Zuerst ging Lily zu Bett, in einer Art Gästezimmer, das kaum größer war als eine Abstellkammer. Guilford und Caroline mussten den Flur hinunter. Ihr Bett war ein Himmelbett aus Messing, himmlisch bequem. Die Pierce-Familie legte mehr Wert auf die Qualität einer Matratze als die knickerigen Ausstatter der Odense. Guilford ging davon aus, so bald nicht wieder in einem anständigen Bett zu schlafen, und wollte die Gelegenheit genießen; doch kaum hatte er die Augen geschlossen, übermannte ihn der Schlaf, und dann, viel zu schnell, war es schon wieder Morgen.
Die Finch-Expedition wartete in London auf eine zweite Ladung an Vorräten und Ausrüstungsgegenständen, dazu gehörten fünf achtzehn Fuß lange Stone-Galloway-Flachboden-Boote mit Außenbordmotor; alles sollte mit dem nächsten Schiff von New York kommen. Guilford verbrachte zwei Tage in einem düsteren Zollgebäude, um eine Bestandsliste aufzustellen, derweil Preston Finch verschiedene Fehlposten ergänzte und Schadhaftes ersetzte — einen Flaschenzug, eine Persenning, eine Blattpresse.
Danach hatte Guilford Zeit für seine Familie. Er half im Laden, sah zu, wie Lily Eier frühstückte und abends Wurst vertilgte und viel zu viele Kekse über Tag verfutterte. Er bestaunte Jereds Urkunde, die von Lord Kitchener persönlich unterzeichnet war und den Inhaber als Freiwilligen Helfer des Empire auswies. Sie hatte einen Ehrenplatz im Wohnzimmer. Jeder Engländer, der ins Mutterland zurückkehrte, bekam eine solche Urkunde, doch Jered nahm seine Pflichten ernst, und wenn er vom Wiederaufbau des Dominion redete, dann ohne ironischen Unterton.

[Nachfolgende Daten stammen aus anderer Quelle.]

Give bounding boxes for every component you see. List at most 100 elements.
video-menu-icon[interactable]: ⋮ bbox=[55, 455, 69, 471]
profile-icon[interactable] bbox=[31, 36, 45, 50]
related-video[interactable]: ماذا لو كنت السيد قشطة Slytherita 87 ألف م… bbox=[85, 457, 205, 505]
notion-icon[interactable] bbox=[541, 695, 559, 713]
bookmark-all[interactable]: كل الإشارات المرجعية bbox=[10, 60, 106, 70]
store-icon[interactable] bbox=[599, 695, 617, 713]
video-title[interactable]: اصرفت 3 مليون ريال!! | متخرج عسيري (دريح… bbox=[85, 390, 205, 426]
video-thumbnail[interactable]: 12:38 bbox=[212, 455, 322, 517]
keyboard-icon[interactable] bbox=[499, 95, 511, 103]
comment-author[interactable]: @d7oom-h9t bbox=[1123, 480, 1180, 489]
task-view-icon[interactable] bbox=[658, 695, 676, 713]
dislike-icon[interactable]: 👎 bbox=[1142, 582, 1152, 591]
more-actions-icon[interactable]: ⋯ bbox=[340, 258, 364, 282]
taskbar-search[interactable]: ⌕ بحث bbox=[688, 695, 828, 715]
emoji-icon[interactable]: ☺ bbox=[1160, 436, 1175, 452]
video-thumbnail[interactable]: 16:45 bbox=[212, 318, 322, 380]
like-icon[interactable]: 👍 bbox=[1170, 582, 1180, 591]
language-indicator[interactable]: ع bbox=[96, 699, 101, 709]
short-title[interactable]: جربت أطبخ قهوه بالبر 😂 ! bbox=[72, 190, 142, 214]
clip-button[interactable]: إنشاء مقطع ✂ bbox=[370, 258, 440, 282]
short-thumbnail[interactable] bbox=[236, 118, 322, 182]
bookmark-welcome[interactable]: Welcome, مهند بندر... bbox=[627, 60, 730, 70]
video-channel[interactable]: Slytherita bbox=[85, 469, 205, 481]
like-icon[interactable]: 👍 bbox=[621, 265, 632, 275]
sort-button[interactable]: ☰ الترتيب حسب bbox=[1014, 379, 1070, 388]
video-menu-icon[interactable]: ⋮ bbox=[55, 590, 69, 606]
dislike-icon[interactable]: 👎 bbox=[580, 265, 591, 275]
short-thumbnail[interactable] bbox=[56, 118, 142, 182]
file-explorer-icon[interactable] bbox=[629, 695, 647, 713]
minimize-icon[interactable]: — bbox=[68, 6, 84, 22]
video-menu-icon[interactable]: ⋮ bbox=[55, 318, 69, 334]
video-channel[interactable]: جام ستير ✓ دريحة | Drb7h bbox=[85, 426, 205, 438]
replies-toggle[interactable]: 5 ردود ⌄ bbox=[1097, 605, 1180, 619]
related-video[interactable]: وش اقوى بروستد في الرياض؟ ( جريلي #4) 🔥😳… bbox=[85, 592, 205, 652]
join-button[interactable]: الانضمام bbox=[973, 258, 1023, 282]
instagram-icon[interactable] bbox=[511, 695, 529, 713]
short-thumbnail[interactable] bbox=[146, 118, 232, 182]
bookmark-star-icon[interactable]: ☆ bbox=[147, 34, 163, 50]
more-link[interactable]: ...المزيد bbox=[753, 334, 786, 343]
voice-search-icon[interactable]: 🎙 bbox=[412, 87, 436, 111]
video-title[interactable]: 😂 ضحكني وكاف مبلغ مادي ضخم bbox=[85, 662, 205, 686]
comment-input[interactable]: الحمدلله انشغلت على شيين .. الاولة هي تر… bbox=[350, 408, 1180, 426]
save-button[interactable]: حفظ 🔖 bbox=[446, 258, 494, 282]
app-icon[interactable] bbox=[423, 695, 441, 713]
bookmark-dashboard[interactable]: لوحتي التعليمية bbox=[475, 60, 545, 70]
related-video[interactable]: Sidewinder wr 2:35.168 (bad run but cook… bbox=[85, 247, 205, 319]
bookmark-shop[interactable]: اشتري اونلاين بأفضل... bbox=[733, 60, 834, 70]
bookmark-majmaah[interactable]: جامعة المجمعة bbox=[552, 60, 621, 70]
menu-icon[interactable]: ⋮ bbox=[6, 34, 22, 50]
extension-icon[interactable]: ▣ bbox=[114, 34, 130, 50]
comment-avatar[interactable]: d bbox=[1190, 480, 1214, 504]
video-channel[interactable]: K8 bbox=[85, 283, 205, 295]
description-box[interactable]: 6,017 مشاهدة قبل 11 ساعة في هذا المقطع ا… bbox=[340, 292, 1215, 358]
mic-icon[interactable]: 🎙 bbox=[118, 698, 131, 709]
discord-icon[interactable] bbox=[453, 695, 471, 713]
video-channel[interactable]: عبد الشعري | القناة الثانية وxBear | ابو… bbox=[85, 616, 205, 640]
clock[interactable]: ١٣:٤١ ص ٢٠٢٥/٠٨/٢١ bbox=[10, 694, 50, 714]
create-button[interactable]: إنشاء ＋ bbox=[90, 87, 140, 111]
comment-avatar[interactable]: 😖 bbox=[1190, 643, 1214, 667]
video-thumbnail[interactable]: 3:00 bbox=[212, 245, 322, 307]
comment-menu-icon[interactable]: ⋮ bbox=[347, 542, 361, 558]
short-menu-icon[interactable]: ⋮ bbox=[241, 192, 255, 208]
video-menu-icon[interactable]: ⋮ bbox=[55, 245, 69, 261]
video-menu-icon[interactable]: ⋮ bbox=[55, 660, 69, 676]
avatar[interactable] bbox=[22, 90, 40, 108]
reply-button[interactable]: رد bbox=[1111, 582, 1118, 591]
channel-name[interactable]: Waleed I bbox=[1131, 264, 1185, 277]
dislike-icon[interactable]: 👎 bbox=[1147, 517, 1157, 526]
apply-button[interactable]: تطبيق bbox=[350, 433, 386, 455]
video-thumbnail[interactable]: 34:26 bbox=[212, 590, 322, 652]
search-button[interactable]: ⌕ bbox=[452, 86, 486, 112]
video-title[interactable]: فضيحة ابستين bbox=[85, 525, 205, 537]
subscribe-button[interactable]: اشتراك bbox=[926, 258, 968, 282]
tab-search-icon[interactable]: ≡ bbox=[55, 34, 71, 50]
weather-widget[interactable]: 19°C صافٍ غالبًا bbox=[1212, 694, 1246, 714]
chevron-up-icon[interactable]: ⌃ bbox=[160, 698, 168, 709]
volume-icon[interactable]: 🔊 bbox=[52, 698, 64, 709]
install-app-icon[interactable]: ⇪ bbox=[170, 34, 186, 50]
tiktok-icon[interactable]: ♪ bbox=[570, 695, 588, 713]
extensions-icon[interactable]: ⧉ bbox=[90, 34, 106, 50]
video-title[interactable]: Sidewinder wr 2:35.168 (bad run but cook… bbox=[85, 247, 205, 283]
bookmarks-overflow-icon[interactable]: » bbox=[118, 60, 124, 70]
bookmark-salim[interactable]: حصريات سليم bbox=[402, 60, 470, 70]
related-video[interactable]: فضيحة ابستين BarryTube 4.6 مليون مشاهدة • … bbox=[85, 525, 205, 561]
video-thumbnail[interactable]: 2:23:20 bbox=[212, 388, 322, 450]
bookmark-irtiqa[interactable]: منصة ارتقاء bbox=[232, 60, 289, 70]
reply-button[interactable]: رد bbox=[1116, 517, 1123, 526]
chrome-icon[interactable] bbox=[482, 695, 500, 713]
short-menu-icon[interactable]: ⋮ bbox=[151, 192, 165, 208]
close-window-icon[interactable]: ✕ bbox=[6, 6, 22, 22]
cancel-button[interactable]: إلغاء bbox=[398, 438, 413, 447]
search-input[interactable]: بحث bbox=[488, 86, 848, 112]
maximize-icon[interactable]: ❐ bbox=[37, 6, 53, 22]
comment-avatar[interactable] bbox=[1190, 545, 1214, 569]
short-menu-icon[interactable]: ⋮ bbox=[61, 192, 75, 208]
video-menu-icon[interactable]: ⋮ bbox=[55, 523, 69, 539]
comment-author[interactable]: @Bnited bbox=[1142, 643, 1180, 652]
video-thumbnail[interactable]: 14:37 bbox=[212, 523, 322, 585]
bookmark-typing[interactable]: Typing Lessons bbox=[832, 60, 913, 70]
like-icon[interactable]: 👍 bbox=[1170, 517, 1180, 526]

Das alles war ganz interessant, aber es betraf nicht das Europa, um das es Guilford ging — die raue neue Welt, an die noch kein Mensch Hand angelegt hatte. Er sagte Jered, er wolle einen Tag damit verbringen, sich die Stadt anzusehen.
»Da gibt’s nicht viel zu sehen, fürchte ich. Von Candlewick nach St. Paul’s ist bei Sonne ein hübscher Spaziergang, oder die Uferstraße hinter den Kais. Weiter östlich sind die Straßen ein einziger Morast. Und halt dich von den Rodungen fern.«
»Mit Morast muss ich leben«, sagte Guilford. »Die nächsten paar Monate sind voller Morast.«
Jered runzelte besorgt die Stirn. »Ja, da könntest du Recht haben.«
Guilford marschierte an den Marktständen vorbei und ließ den klirrenden Hafen hinter sich. Die Sonne strahlte an diesem Morgen, die Luft war herrlich kühl. Ihm begegneten viele Pferdekarren, aber kaum Automobile und die städtischen Tiefbauarbeiten konnten kaum Schritt halten. Durch die jüngeren Viertel liefen offene Abwasserkanäle; ein stinkender Klärkarren ratterte die Candlewick Street hinunter, gezogen von zwei lendenlahmen Gäulen. Ein paar Stadtbewohner hatten sich weiße Taschentücher über Nase und Mund gebunden, was Guilford bereits beim Andocken der Fähre verstanden hatte: Die Stadt roch manchmal entsetzlich, eine Mischung aus menschlichen und tierischen Exkrementen, Kohlenrauch und dem Gestank der Papiermühle auf der anderen Seite der Themse.